By 1900, there were 875 African-Americans living in the city (which had a total population of 21,085 people). People's Methodist Episcopal Church was the third African-American church formed in Colorado Springs, but the first built north of Pikes Peak Avenue where more than 75 black families lived. The first was Payne Chapel African Methodist Episcopal (AME) Church built in 1875 at Weber Street at Pueblo Avenue. It was established by the pioneering Carter brothers from Iowa on the land was donated by William Jackson Palmer. St. John's Baptist Church was built three years later on Pueblo Avenue and East Cimarron Street.

It was centered in one of the largest African-American communities in the state and served as the Universal Negro Improvement Association headquarters for Colorado Springs from 1921 to the mid-1930s.
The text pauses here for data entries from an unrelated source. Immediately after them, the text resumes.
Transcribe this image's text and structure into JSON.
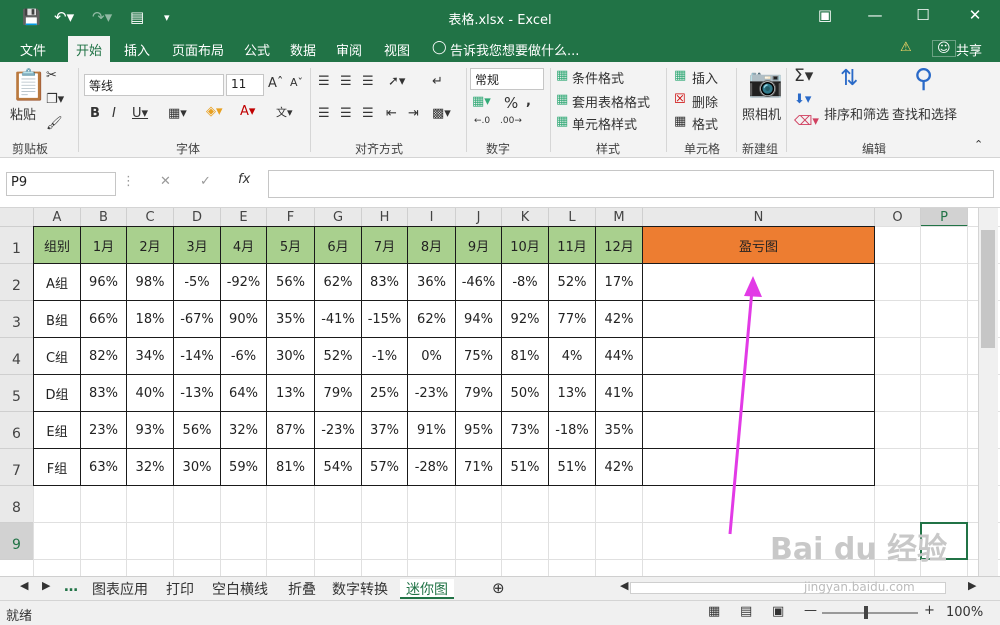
{
  "window": {
    "title": "表格.xlsx - Excel"
  },
  "ribbon_tabs": [
    "文件",
    "开始",
    "插入",
    "页面布局",
    "公式",
    "数据",
    "审阅",
    "视图"
  ],
  "tell_me": "告诉我您想要做什么...",
  "share": "共享",
  "ribbon": {
    "paste": "粘贴",
    "font_name": "等线",
    "font_size": "11",
    "number_format": "常规",
    "conditional_format": "条件格式",
    "table_format": "套用表格格式",
    "cell_style": "单元格样式",
    "insert": "插入",
    "delete": "删除",
    "format": "格式",
    "camera": "照相机",
    "sort_filter": "排序和筛选",
    "find_select": "查找和选择",
    "groups": [
      "剪贴板",
      "字体",
      "对齐方式",
      "数字",
      "样式",
      "单元格",
      "新建组",
      "编辑"
    ]
  },
  "name_box": "P9",
  "columns": [
    "A",
    "B",
    "C",
    "D",
    "E",
    "F",
    "G",
    "H",
    "I",
    "J",
    "K",
    "L",
    "M",
    "N",
    "O",
    "P"
  ],
  "rows": [
    "1",
    "2",
    "3",
    "4",
    "5",
    "6",
    "7",
    "8",
    "9"
  ],
  "table": {
    "header": [
      "组别",
      "1月",
      "2月",
      "3月",
      "4月",
      "5月",
      "6月",
      "7月",
      "8月",
      "9月",
      "10月",
      "11月",
      "12月",
      "盈亏图"
    ],
    "rows": [
      [
        "A组",
        "96%",
        "98%",
        "-5%",
        "-92%",
        "56%",
        "62%",
        "83%",
        "36%",
        "-46%",
        "-8%",
        "52%",
        "17%",
        ""
      ],
      [
        "B组",
        "66%",
        "18%",
        "-67%",
        "90%",
        "35%",
        "-41%",
        "-15%",
        "62%",
        "94%",
        "92%",
        "77%",
        "42%",
        ""
      ],
      [
        "C组",
        "82%",
        "34%",
        "-14%",
        "-6%",
        "30%",
        "52%",
        "-1%",
        "0%",
        "75%",
        "81%",
        "4%",
        "44%",
        ""
      ],
      [
        "D组",
        "83%",
        "40%",
        "-13%",
        "64%",
        "13%",
        "79%",
        "25%",
        "-23%",
        "79%",
        "50%",
        "13%",
        "41%",
        ""
      ],
      [
        "E组",
        "23%",
        "93%",
        "56%",
        "32%",
        "87%",
        "-23%",
        "37%",
        "91%",
        "95%",
        "73%",
        "-18%",
        "35%",
        ""
      ],
      [
        "F组",
        "63%",
        "32%",
        "30%",
        "59%",
        "81%",
        "54%",
        "57%",
        "-28%",
        "71%",
        "51%",
        "51%",
        "42%",
        ""
      ]
    ]
  },
  "sheet_tabs": [
    "图表应用",
    "打印",
    "空白横线",
    "折叠",
    "数字转换",
    "迷你图"
  ],
  "active_sheet": "迷你图",
  "status": {
    "ready": "就绪",
    "zoom": "100%"
  },
  "watermark": {
    "brand": "Bai du 经验",
    "url": "jingyan.baidu.com"
  },
  "colors": {
    "excel_green": "#217346",
    "header_fill": "#a9d08e",
    "pl_header_fill": "#ed7d31",
    "arrow": "#e23ae6"
  }
}
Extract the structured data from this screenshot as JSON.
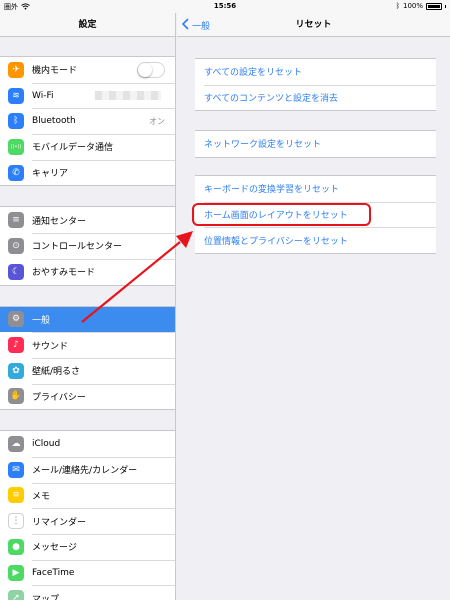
{
  "status_bar": {
    "carrier": "圏外",
    "time": "15:56",
    "battery": "100%"
  },
  "sidebar": {
    "title": "設定",
    "groups": [
      [
        {
          "label": "機内モード",
          "icon": "airplane-icon",
          "color": "#ff9500",
          "glyph": "✈"
        },
        {
          "label": "Wi-Fi",
          "icon": "wifi-icon",
          "color": "#2d7ff9",
          "glyph": "≋"
        },
        {
          "label": "Bluetooth",
          "icon": "bluetooth-icon",
          "color": "#2d7ff9",
          "glyph": "ᛒ",
          "value": "オン"
        },
        {
          "label": "モバイルデータ通信",
          "icon": "cellular-icon",
          "color": "#4cd964",
          "glyph": "((•))"
        },
        {
          "label": "キャリア",
          "icon": "phone-icon",
          "color": "#2d7ff9",
          "glyph": "✆"
        }
      ],
      [
        {
          "label": "通知センター",
          "icon": "notification-center-icon",
          "color": "#8e8e93",
          "glyph": "≡"
        },
        {
          "label": "コントロールセンター",
          "icon": "control-center-icon",
          "color": "#8e8e93",
          "glyph": "⊙"
        },
        {
          "label": "おやすみモード",
          "icon": "moon-icon",
          "color": "#5856d6",
          "glyph": "☾"
        }
      ],
      [
        {
          "label": "一般",
          "icon": "gear-icon",
          "color": "#8e8e93",
          "glyph": "⚙",
          "selected": true
        },
        {
          "label": "サウンド",
          "icon": "sound-icon",
          "color": "#ff2d55",
          "glyph": "♪"
        },
        {
          "label": "壁紙/明るさ",
          "icon": "wallpaper-icon",
          "color": "#34aadc",
          "glyph": "✿"
        },
        {
          "label": "プライバシー",
          "icon": "hand-icon",
          "color": "#8e8e93",
          "glyph": "✋"
        }
      ],
      [
        {
          "label": "iCloud",
          "icon": "icloud-icon",
          "color": "#8e8e93",
          "glyph": "☁"
        },
        {
          "label": "メール/連絡先/カレンダー",
          "icon": "mail-icon",
          "color": "#2d7ff9",
          "glyph": "✉"
        },
        {
          "label": "メモ",
          "icon": "notes-icon",
          "color": "#ffcc00",
          "glyph": "≡"
        },
        {
          "label": "リマインダー",
          "icon": "reminders-icon",
          "color": "#ffffff",
          "glyph": "⋮"
        },
        {
          "label": "メッセージ",
          "icon": "messages-icon",
          "color": "#4cd964",
          "glyph": "●"
        },
        {
          "label": "FaceTime",
          "icon": "facetime-icon",
          "color": "#4cd964",
          "glyph": "▶"
        },
        {
          "label": "マップ",
          "icon": "maps-icon",
          "color": "#8fd3a4",
          "glyph": "➚"
        }
      ]
    ]
  },
  "main": {
    "back_label": "一般",
    "title": "リセット",
    "group1": [
      "すべての設定をリセット",
      "すべてのコンテンツと設定を消去"
    ],
    "group2": [
      "ネットワーク設定をリセット"
    ],
    "group3": [
      "キーボードの変換学習をリセット",
      "ホーム画面のレイアウトをリセット",
      "位置情報とプライバシーをリセット"
    ]
  },
  "colors": {
    "accent": "#2c7ef5",
    "selected": "#3b8cee",
    "annotation": "#e8141b"
  }
}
The Universal Negro Improvement Association, established by Marcus Garvey in 1914, became one of the largest black empowerment movements in the world. Marcus Garvey visited Colorado Springs in May 1922 and again in October 1924 with his wife, Amy Jacques Garvey. The church provided meeting space for the DuBois Study Club, People's Literary Society, National Association for the Advancement of Colored People, Women's Home Missionary Society, Ladies Aid Society, and Colorado Springs Unity Council.

The church building is historically significant for the role that it served in the African-American community and its distinctive Queen Anne architecture with elements of Gothic Revival architecture. It is one of the oldest wood-framed and clad churches on its original foundation in the Colorado Springs area. In the early 1930s the church was altered to have a broader, steeper pitched roof, removal of several small double-hung windows, arched windows were replaced with wood tracery, and two side-by-side, arched steeple openings were replaced with a smaller, single, centered arched opening.

The church moved to 826 Boulder Street in 1965. The St. Vrain building has always been a place of worship.